Durable Function App Series: Chaining

01 May 2020
#Azure#Function App#Guide

Series Links

Durable Functions: Series Intro Durable Functions: Function Chaining Durable Functions: Fan In/Out - (coming soon)

A note about Orchestrator Functions

At a fundamental level Orchestrators are generator functions wrapped in the Durable Function runtime and when used with Durable Functions, generators allow for a deterministic execution with a given context, when following the code constraints. This contributes to why there are constraints around Orchestrators Functions when it comes to I/O and async processing, but there are a number of Orchestrator safe utility functions available within an Orchestrator context.

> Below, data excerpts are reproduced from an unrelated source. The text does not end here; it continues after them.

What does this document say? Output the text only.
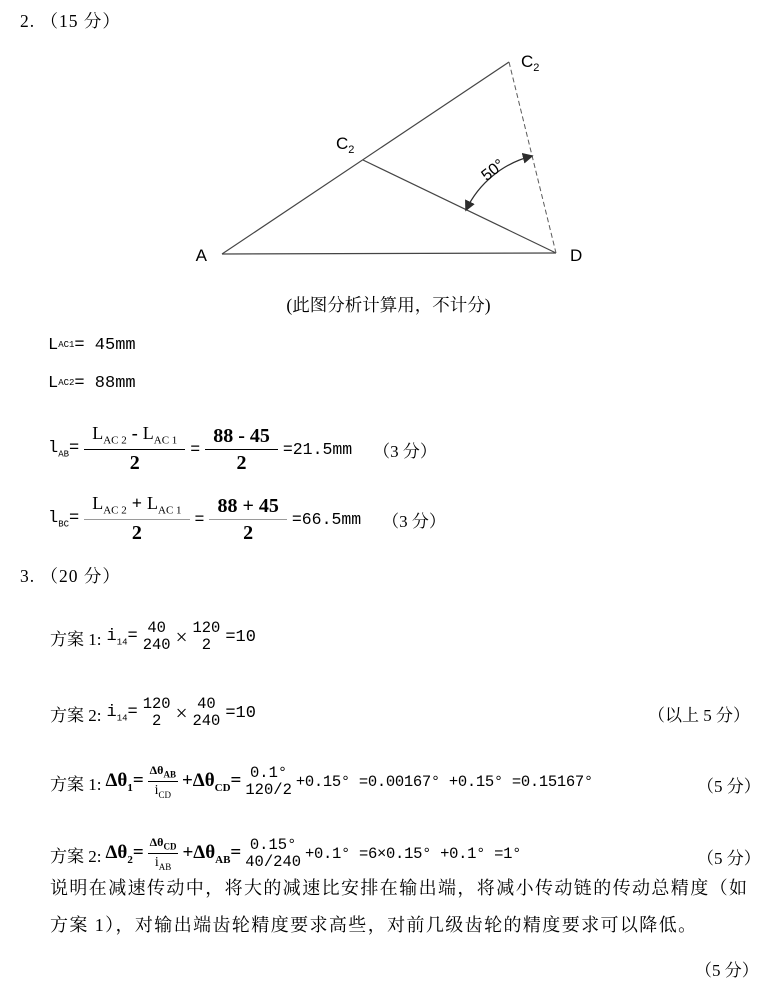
2. （15 分）
50°
A	D
$C_2$
$C_2$
(此图分析计算用，不计分)
L AC1 = 45mm
L AC2 = 88mm
$l_{AB}= \frac{L_{AC 2} - L_{AC 1}}{2} = \frac{88 - 45}{2} =21.5mm$ （3 分）
$l_{BC}= \frac{L_{AC 2} + L_{AC 1}}{2} = \frac{88 + 45}{2} =66.5mm$ （3 分）
3. （20 分）
方案 1: $i_{14}= 40$
240 × 120
2 =10
方案 2: $i_{14}= 120$
2 × 40
240 =10	（以上 5 分）
方案 1: $\Delta\theta_1=$
$\Delta\theta_{AB}$
$i_{CD}$
$+\Delta\theta_{CD}= 0.1^\circ$
120/2 +0.15° =0.00167° +0.15° =0.15167°	（5 分）
方案 2: $\Delta\theta_2=$
$\Delta\theta_{CD}$
$i_{AB}$
$+\Delta\theta_{AB}= 0.15^\circ$
40/240 +0.1° =6×0.15° +0.1° =1°	（5 分）
说明在减速传动中，将大的减速比安排在输出端，将减小传动链的传动总精度（如方案 1），对输出端齿轮精度要求高些，对前几级齿轮的精度要求可以降低。
（5 分）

Generators were chosen over other mechanisms due the differences in async/await behaviour in C#, but the specific reasoning is explained in better detail on this issue comment. The main take away is that while they appear to be like normal JavaScript functions, they do execute and behave differently, some care should be taken when testing/designing for more complex scenarios.

Function Chaining

This pattern is defined as an execution of a sequence of functions in a particular order, with output of one execution of, potentially, applied to the next function. The examples provided don't appear to demonstrate true chaining, but an ordered execution, so in the next post I'll offer some examples for what chaining could be.

The docs show a simple Orchestrator function, E1_HelloSequence, that calls a few Hello World type of activity functions, E1_SayHello, that will return a string. There are some callouts through the docs on to how to use each type of function, along with the gotchas for Orchestrator functions, This example illustrates how simple it is to call a series of activity functions and return the outputs to a client.

  const output = [];
  output.push(yield context.df.callActivity("E1_SayHello", "Tokyo"));
  output.push(yield context.df.callActivity("E1_SayHello", "Seattle"));
  output.push(yield context.df.callActivity("E1_SayHello", "London"));
  return output;

An alternative example without an array would look like, but is really just a more of convenient output shape.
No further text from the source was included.